Today is a service day. Stephen Edwards is booked at 9 AM in Tomball for a two-vehicle Showroom package — Mercedes S-Class plus Cadillac Optic, $700. Send the pre-service text now to confirm logistics. Brigitte is booked for tomorrow (Friday 4 PM), so today is her pre-service text day. Those are your two money moves.
The rest of the pipeline is cleaning itself out. Katie is Day 3 on a stain inquiry — last follow-up window. Roya, Mariah, Colette, and Heather are all dead or past recovery. Tykel is Day 2, still no response to auto messages. One rebook: Dr. Gilliam at 25 days since his Rolls Royce detail — the recurring package pitch needs a follow-through.
Mariah — Day 3, BMW X3 dog hair, estimate-only. Oliver flagged high-risk. Not a real buyer. Move to Lost.
Roya — Day 4, loved the $289 offer but never committed. Saving up. Past active recovery window. Move to Lost.

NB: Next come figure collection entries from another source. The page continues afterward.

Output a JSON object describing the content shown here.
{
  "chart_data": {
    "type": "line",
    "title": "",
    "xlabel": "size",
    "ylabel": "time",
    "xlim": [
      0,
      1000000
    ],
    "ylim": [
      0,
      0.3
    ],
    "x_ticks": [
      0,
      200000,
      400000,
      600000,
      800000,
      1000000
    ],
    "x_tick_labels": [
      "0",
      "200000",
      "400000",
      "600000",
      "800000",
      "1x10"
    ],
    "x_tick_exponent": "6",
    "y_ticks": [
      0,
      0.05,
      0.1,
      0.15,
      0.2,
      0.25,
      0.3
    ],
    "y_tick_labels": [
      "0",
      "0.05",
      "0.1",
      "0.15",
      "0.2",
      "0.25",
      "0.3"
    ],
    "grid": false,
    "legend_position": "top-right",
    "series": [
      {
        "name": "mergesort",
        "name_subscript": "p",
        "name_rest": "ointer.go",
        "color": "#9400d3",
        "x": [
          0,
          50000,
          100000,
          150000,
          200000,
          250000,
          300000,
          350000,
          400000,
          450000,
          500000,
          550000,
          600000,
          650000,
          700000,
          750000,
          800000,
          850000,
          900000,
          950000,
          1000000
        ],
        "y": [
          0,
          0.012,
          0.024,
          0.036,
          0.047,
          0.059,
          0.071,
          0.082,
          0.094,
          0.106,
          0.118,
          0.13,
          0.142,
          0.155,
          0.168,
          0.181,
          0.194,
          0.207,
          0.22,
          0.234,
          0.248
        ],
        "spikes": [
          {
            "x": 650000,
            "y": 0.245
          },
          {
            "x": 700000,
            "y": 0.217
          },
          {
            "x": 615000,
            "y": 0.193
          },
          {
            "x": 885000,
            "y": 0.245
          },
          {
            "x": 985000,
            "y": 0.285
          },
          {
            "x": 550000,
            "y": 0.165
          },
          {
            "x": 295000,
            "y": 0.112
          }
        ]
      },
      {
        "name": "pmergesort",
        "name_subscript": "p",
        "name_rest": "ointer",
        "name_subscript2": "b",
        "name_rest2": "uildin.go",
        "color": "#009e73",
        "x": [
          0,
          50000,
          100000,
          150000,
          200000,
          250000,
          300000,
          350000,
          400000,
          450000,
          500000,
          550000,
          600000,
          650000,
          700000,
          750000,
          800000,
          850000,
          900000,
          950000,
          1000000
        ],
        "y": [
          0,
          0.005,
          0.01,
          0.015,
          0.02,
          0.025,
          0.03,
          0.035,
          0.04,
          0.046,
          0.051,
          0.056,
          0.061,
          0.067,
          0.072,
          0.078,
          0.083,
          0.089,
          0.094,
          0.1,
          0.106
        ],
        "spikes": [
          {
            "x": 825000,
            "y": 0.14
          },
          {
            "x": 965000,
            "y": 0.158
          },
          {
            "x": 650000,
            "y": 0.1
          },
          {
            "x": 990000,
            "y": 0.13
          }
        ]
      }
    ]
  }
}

Colette — Day 5, phone call with no text recap. Zero engagement. Move to Lost.
Heather — Day 15, Kia smoke odor bundle $515. Well past every recovery window. Move to Lost.
One question keeps the door open. Most price objections aren't about the number — they're about the gap between what they expected and what they heard. Finding the gap gives you a path to close or downsell.
No price objections expected today — Stephen is booked and Brigitte already committed. Keep this in your back pocket for the next inbound lead. When someone balks at the number, one question: "What were you expecting to pay?"